Et elle désigna la boîte en carton posé sur la table de chevet.

– Je crains que ça ne se soit un peu réchauffé, mais je suppose que ça doit être bon quand même.

Elle lui posa la boîte sur les genoux, laquelle contenait un foie magnifique, énorme, gorgé, appétissant.

– Il vous offre ceci en vous souhaitant un bon rétablissement, expliqua la comtesse. Il a également ajouté qu'il promettait la tournée générale pour votre prochain passage dans son établissement.

– Sacré Joe, s'émut Christel, touché par le cadeau. Il faudra que je vous y emmène, un jour. C'est très... pittoresque. En tout cas, ça vous changera de vos soirées mondaines.

– Dois-je le prendre comme une invitation à dîner ?

– Prenez-le comme bon vous semble, affirma le jeune homme en plantant un doigt dans le foie.

La comtesse arrêta son geste.

– Vous me feriez grand plaisir si vous pouviez consommer ce plat comme une personne civilisée, je vous prie.

– Parce que je ne suis pas civilisé ?

Sa réaction le fit sourire.
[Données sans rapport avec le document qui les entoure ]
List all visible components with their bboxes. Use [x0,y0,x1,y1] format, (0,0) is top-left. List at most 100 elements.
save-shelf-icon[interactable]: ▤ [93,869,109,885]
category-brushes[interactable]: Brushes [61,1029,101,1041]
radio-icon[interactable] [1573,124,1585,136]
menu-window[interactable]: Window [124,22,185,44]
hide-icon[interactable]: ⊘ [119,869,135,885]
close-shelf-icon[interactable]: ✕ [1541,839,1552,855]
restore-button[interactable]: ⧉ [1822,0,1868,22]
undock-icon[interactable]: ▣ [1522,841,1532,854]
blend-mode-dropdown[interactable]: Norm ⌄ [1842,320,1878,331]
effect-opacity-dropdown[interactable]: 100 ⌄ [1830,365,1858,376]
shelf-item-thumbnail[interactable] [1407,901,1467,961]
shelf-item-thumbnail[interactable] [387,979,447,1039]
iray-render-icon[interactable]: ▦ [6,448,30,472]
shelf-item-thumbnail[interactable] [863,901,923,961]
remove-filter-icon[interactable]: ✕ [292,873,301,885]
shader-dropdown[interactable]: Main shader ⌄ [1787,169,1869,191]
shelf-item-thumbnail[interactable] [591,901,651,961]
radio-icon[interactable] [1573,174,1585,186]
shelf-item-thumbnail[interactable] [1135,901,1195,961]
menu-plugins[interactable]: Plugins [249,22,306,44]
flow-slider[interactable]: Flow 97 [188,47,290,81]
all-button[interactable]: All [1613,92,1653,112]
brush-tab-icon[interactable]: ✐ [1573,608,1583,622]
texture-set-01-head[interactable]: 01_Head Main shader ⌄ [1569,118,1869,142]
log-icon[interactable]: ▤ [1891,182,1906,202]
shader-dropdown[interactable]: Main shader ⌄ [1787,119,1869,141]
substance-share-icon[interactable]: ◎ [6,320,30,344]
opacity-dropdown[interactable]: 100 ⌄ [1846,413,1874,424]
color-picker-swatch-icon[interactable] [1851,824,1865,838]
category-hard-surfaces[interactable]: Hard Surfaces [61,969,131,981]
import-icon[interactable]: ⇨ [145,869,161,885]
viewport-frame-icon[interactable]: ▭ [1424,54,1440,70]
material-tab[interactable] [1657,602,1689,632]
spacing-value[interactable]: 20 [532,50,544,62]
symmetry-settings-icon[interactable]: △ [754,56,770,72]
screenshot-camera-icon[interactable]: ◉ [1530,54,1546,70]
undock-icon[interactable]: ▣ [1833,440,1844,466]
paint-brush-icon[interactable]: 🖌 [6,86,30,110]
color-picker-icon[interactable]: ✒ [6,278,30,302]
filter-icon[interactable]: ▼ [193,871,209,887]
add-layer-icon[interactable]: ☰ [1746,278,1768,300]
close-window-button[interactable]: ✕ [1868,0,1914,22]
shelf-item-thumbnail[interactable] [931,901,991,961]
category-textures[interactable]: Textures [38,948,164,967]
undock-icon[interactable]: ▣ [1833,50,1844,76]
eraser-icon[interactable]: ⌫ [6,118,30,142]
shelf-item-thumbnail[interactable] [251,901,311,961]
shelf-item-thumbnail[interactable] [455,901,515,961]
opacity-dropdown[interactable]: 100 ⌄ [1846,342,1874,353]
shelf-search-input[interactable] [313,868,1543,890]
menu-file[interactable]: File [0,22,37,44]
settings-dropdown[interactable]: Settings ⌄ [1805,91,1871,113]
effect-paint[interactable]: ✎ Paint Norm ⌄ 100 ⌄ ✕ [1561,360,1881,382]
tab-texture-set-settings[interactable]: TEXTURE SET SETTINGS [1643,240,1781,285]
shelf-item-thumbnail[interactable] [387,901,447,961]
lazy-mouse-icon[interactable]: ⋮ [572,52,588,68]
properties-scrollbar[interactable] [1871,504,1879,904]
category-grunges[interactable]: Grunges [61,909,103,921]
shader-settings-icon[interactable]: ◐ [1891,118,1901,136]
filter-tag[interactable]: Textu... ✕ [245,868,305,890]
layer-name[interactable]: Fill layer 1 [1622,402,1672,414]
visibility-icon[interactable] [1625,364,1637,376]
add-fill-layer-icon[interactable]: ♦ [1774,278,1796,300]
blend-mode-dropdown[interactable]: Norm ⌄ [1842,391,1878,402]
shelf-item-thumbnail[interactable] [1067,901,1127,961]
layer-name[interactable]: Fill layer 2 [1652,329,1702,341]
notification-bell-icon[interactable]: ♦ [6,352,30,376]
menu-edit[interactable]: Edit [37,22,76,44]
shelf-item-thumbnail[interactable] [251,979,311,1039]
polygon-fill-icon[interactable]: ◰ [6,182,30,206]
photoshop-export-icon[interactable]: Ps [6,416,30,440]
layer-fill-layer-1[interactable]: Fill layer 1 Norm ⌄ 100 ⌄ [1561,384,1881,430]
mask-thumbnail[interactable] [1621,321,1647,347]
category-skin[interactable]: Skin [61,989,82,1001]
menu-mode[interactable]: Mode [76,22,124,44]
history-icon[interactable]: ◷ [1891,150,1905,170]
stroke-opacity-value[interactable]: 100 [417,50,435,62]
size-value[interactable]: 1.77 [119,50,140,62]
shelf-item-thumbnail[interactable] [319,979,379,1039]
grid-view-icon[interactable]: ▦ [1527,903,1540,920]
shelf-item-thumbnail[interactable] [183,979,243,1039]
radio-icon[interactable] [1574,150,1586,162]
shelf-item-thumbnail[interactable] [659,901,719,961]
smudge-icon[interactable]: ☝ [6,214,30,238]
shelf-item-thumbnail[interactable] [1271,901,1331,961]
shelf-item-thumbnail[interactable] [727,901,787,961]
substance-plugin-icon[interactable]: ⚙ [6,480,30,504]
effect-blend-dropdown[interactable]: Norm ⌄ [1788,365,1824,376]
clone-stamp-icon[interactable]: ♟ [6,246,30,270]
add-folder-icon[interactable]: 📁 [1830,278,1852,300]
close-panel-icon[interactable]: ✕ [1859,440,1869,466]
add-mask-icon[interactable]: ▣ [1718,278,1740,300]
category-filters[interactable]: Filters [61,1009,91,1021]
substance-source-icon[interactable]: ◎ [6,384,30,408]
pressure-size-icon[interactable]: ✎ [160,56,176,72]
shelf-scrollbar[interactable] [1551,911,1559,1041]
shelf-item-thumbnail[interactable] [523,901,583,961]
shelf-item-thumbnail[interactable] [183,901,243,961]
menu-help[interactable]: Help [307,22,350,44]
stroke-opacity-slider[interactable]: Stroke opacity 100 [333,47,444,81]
Toujours ce souci du maintien... Elle n'était pas comtesse pour rien.

– À vos ordres, ma'am, se soumit-il. En ce cas, de quelle façon puis-je déguster cette merveilleuse cuisine, je vous prie ?

Herr Joe a pourvu à ce problème en mettant des couverts dans la boîte.

Il remarqua effectivement le couteau et la fourchette, soigneusement emballés dans du film alimentaire.

– Peut-être voudriez-vous en goûter un morceau ? proposa-t-il.

– Non merci, sans façon.

– Vous avez tort. Une fois que vous avez goûté la cuisine de Joe, vous pouvez mourir car rien d'autre sur cette Terre ne peut être aussi bon.

Et il mordit dans le foie avec appétit.

– Et, à part la cuisine de Joe, poursuivit-il, qu'est-ce qui se raconte, dehors ?

La comtesse agita la main tellement il y avait de choses à dire.

– Oh, ça ! La nouvelle de votre victoire s'est répandue comme une traînée de poudre dans la communauté. Je peux d'ores et déjà vous faire part du soulagement de ce pauvre Teddy, quand j'ai porté ma voiture à réviser à son garage.

– Ah, le pauvre Teddy. J'avoue que je lui ai pas fait de cadeaux.

– Il faudra vous en excuser. J'y tiens personnellement.

– Vos désirs seront des ordres, ma'am.

Et il avala une nouvelle bouchée de foie.